Tekellüf ve fazla masraftan uzak olup, elbisesi ve sarığı sâdeydi.
Çeşitli
yerlerden adak ve hediye olarak gelen malların çoğunu, binâ yapmakta ve
bahçelerinin bakımında harcardı. Her tarafta binâlar yapardı. Yaptığı inşâatın
biri tamam olmadan diğerine başlardı. Mescid, medrese, tıb mektebi, hânekâh,
hamam gibi binâlar inşâ ederdi. İnşâat işinde çok mâhir idi. Dağları kazdırır,
toprakları indirip, deniz sâhillerini doldurur, oralara yeni binâlar yapardı.

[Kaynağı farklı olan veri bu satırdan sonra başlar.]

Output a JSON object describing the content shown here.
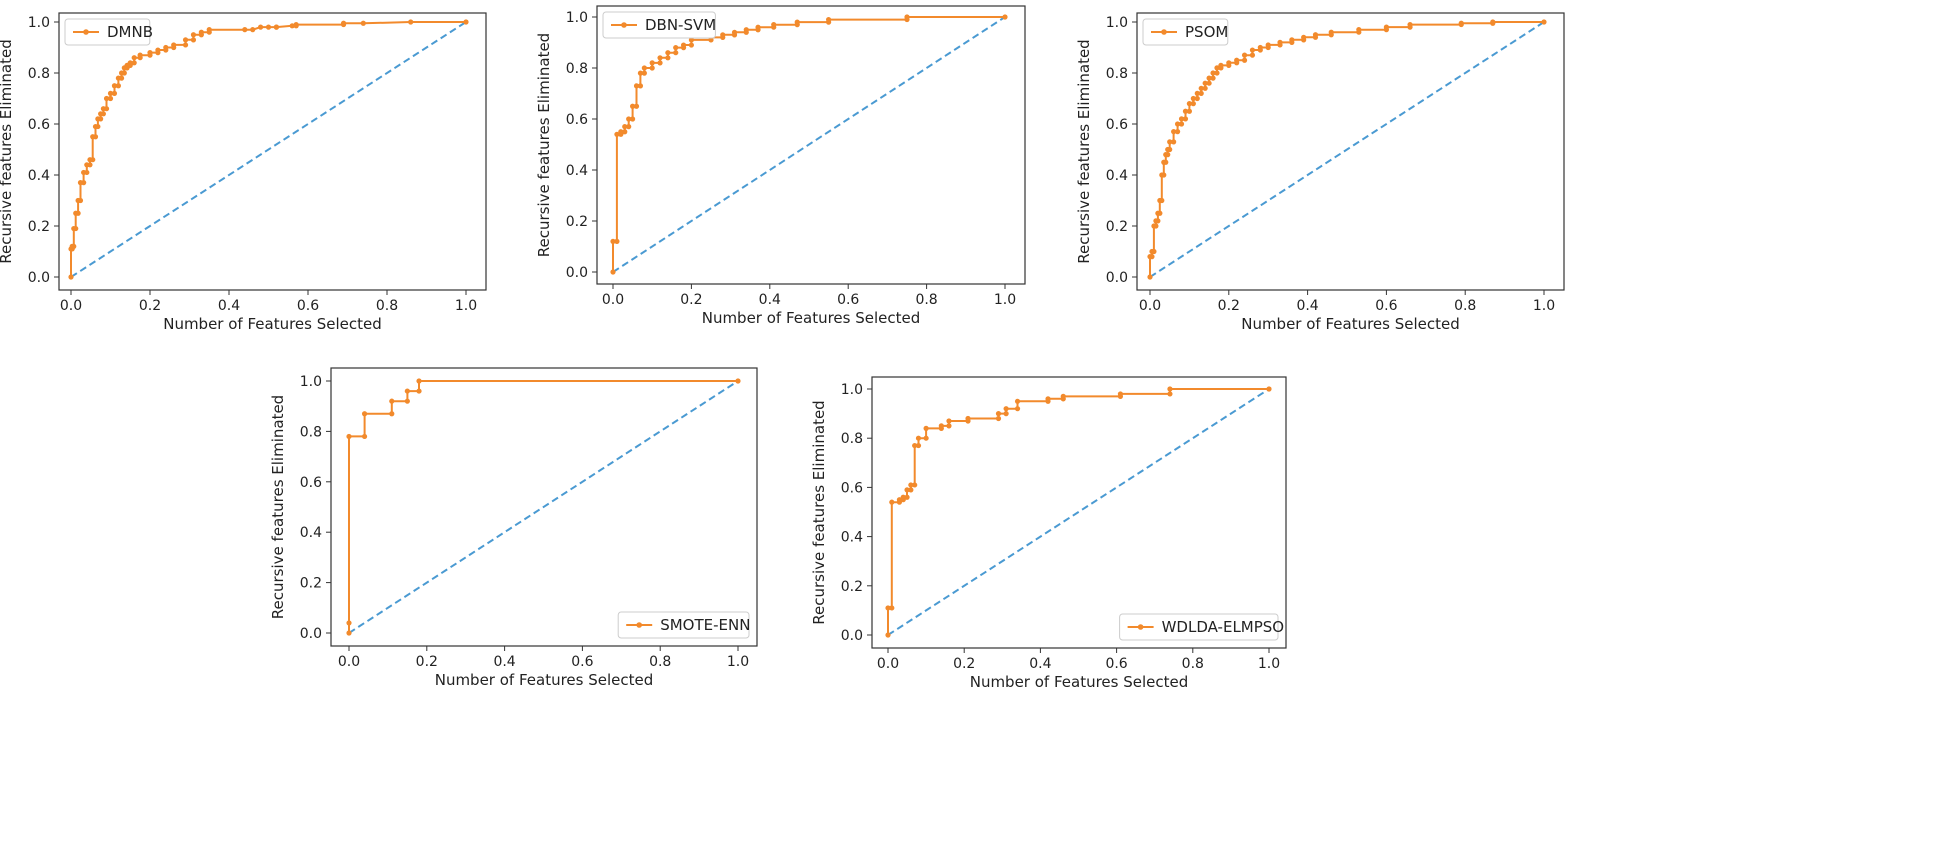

Böyle çok binâ yapmasının hikmeti suâl edildiğinde; “Bekara sûresi 36. ve A’râf
sûresi 24. âyet-i kerîmelerinde meâlen; “...Yeryüzünde sizin için bir vakte
(ömrünüzün, ecelinizin sonuna) kadar, yerleşmek, geçinmek ve menfaatlenmek
vardır.” buyruldu. Bizim ve bizden sonra gelip yolumuzda olanlar için, en güzel
kalma yerleri, en münâsip ve lâzım olan yerler böyle binâlardır. Bunun için bu
tip binâların inşâsına bu kadar gayret ediyoruz.” buyururdu.